I wasn't surprised at all that "Walk on the Wild Side" got so big. When I heard it I thought it was a smash hit. I never heard anything like it. What was funny is that he's talking about transvestites and giving head and changing clothes on the bus, and they're playing this for kids on BBC radio. I thought it was hilarious. Like Lou Reed and the Velvet Underground in the 1960s, we were getting away with murder.
He borrowed David's sound for "Walk on the Wild Side." David is very much responsible for that and anything else that came off that album. David had the hit song mentality, which Lou never really cared about in a big way. Lou always considered himself a very serious poet, a very serious artist. I don't think that wealth was his goal, or worldwide popularity. He just wanted to do what he did. His output from that point on was extremely diverse. Like the Beatles, he kept changing styles. He experimented with a lot of forms of music that wasn't very commercial.
I had seen Lou hundreds of times in the past 10 years, mainly almost every Sunday in New York City at our Sunday tai chi class.

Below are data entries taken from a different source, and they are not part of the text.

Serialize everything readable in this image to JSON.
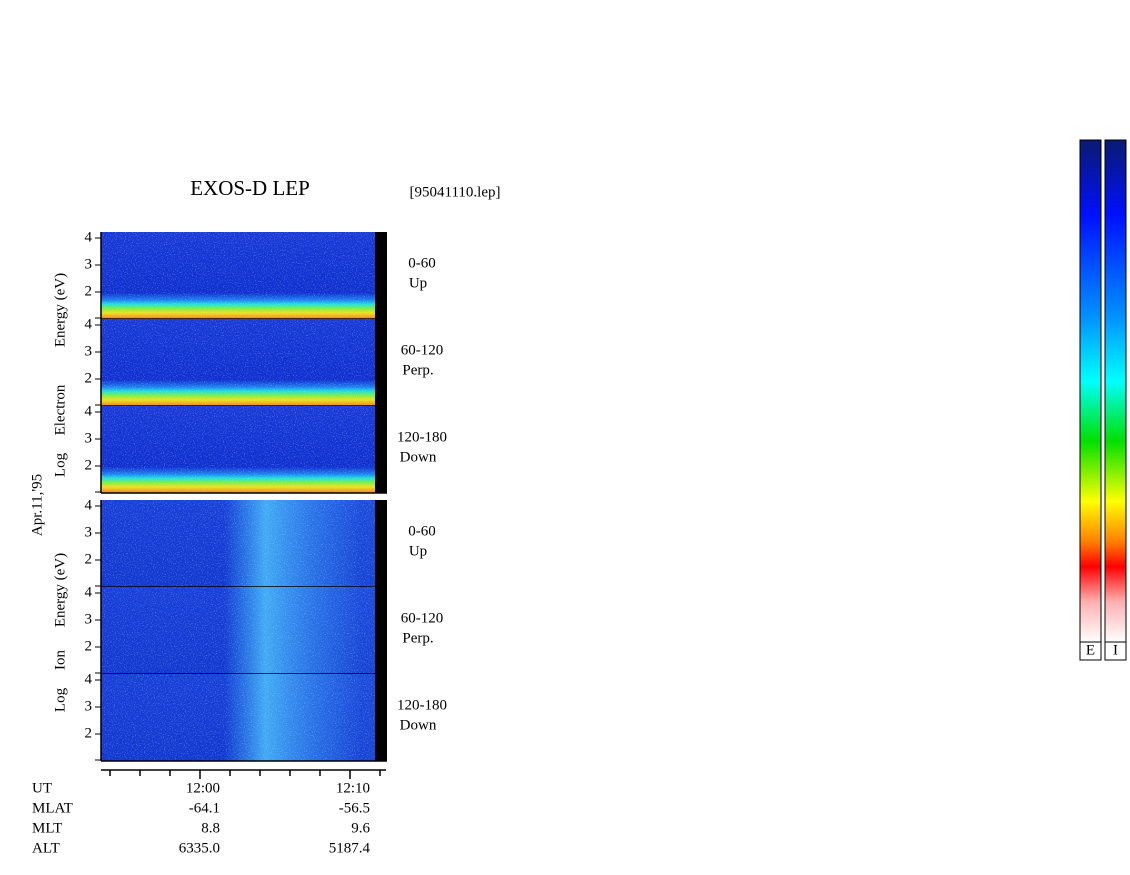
{
  "title": "EXOS-D LEP",
  "file": "[95041110.lep]",
  "date": "Apr.11,'95",
  "groups": [
    {
      "axis_label": [
        "Log",
        "Electron",
        "Energy (eV)"
      ],
      "panels": [
        {
          "range": "0-60",
          "direction": "Up",
          "ticks": [
            4,
            3,
            2
          ]
        },
        {
          "range": "60-120",
          "direction": "Perp.",
          "ticks": [
            4,
            3,
            2
          ]
        },
        {
          "range": "120-180",
          "direction": "Down",
          "ticks": [
            4,
            3,
            2
          ]
        }
      ]
    },
    {
      "axis_label": [
        "Log",
        "Ion",
        "Energy (eV)"
      ],
      "panels": [
        {
          "range": "0-60",
          "direction": "Up",
          "ticks": [
            4,
            3,
            2
          ]
        },
        {
          "range": "60-120",
          "direction": "Perp.",
          "ticks": [
            4,
            3,
            2
          ]
        },
        {
          "range": "120-180",
          "direction": "Down",
          "ticks": [
            4,
            3,
            2
          ]
        }
      ]
    }
  ],
  "rows": [
    {
      "label": "UT",
      "values": [
        "12:00",
        "12:10"
      ]
    },
    {
      "label": "MLAT",
      "values": [
        "-64.1",
        "-56.5"
      ]
    },
    {
      "label": "MLT",
      "values": [
        "8.8",
        "9.6"
      ]
    },
    {
      "label": "ALT",
      "values": [
        "6335.0",
        "5187.4"
      ]
    }
  ],
  "colorbars": [
    "E",
    "I"
  ]
}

We had people from all walks of life in our class, a banker, a plumber, a construction worker, a Japanese translator . . . all these varied people from all walks of life, and Lou was just one of us. Afterward sometimes as many of 12 of us went out for brunch right after class and Lou was right there sitting in the middle of it. It was wonderful. To know him on that level was just incredible. I can't tell you how serious he was about it. He was one of the most serious people I know about studying some arcane subject like that.
Lou was very social and went out a lot. He had a lot of very close friends, like Julian Schnabel and Richard Belzer from Law and Order. They were his very serious friends, and he saw David Bowie from time to time, and myself. I went over to Lou's house quite a bit. We'd go to shows together and I'd see him quite a bit at gallery openings and the openings of Broadway shows. He didn't just stay at home and do nothing. He was very active.
I last saw him three weeks ago at a Mick Rock book signing at the CBGB place, the John Varvatos store. I wrote to Lou the night before and said, "Can you let me in?" His last e-mail to me, was, "I try." It was a joke. Instead of "I'll try" it was "I try." There was nothing wrong with his grammar, believe me. He got me in and we were very close to the front. I waved to him. It was the last time I saw him.